— Родители Лорел. Сфотографировались в день своего венчания.
Сет почувствовал на себе взгляд Лорел и попытался сохранить безучастный вид.
— Наверное, я должен нанести им визит.
— Мои родители умерли, — бросила Лорел.
— Жаль… И давно? — Голос его оставался бесстрастным.
Поразившая Сета нежность появилась на лице Лорел, когда она посмотрела на фотографию. Глаза выражали почтение и любовь.
— Мой отец погиб как герой, сражаясь за правое дело в жаркой битве, — сказала она с гордостью. — Я никогда его не видела. Мама так и не оправилась от горя и последовала за ним спустя всего несколько лет.
Кэролайн обняла кузину за плечи. Женщины молчали, охваченные печальными воспоминаниями, словно отдавая дань усопшим. Сет решил воспользоваться моментом.
— Тяжелая потеря, — печально произнес он, ставя фотографию на место, после чего обратился к Лорел: — Вас должно успокаивать, что ваш отец погиб во имя благородной цели.
Лорел с недоверием смотрела на Сета — он явно переигрывал. Но тетушка Софи, то и дело поднося к глазам платок, заявила:
— О, вы даже представить не можете, что это был за человек. Эти отвратительные янки причинили нам столько боли. Наш бедный Огастес пал на поле брани. Три дня мучился, прежде чем Господь забрал его к себе на небеса. Он написал Айрис письмо со смертного одра. — Прижав к лицу платок, Софи едва сдерживала рыдания, потом вдруг расправила плечи: — Что же, такова участь многих наших храбрых воинов и их семей!

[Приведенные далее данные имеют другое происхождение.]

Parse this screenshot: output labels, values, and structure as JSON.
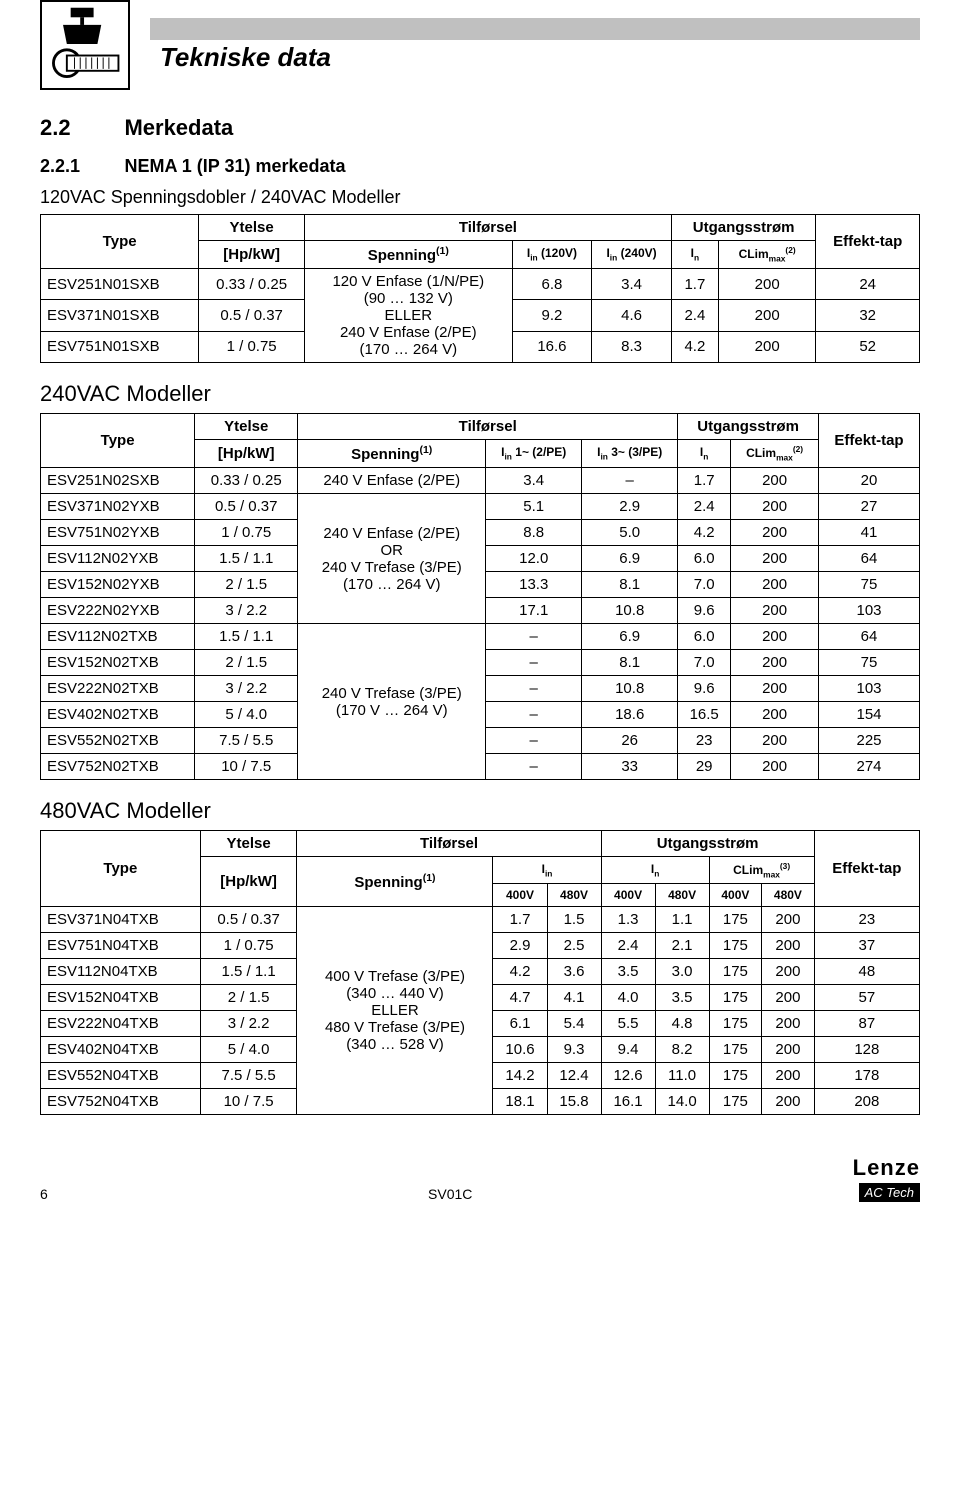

Письмо. Мысль Сета напряженно заработала. Предсмертное письмо, возможно, признание… Но нет. Если бы он рассказал хоть что-то о золоте, едва бы эти женщины жили в полуразвалившемся доме, а Лорел стала бы выпрашивать у хозяйки публичного дома деньги, данные ей умершим в долг. И все же Огастес Синклер прожил достаточно, чтобы понять, что умрет, и наверняка оставил какое-нибудь послание.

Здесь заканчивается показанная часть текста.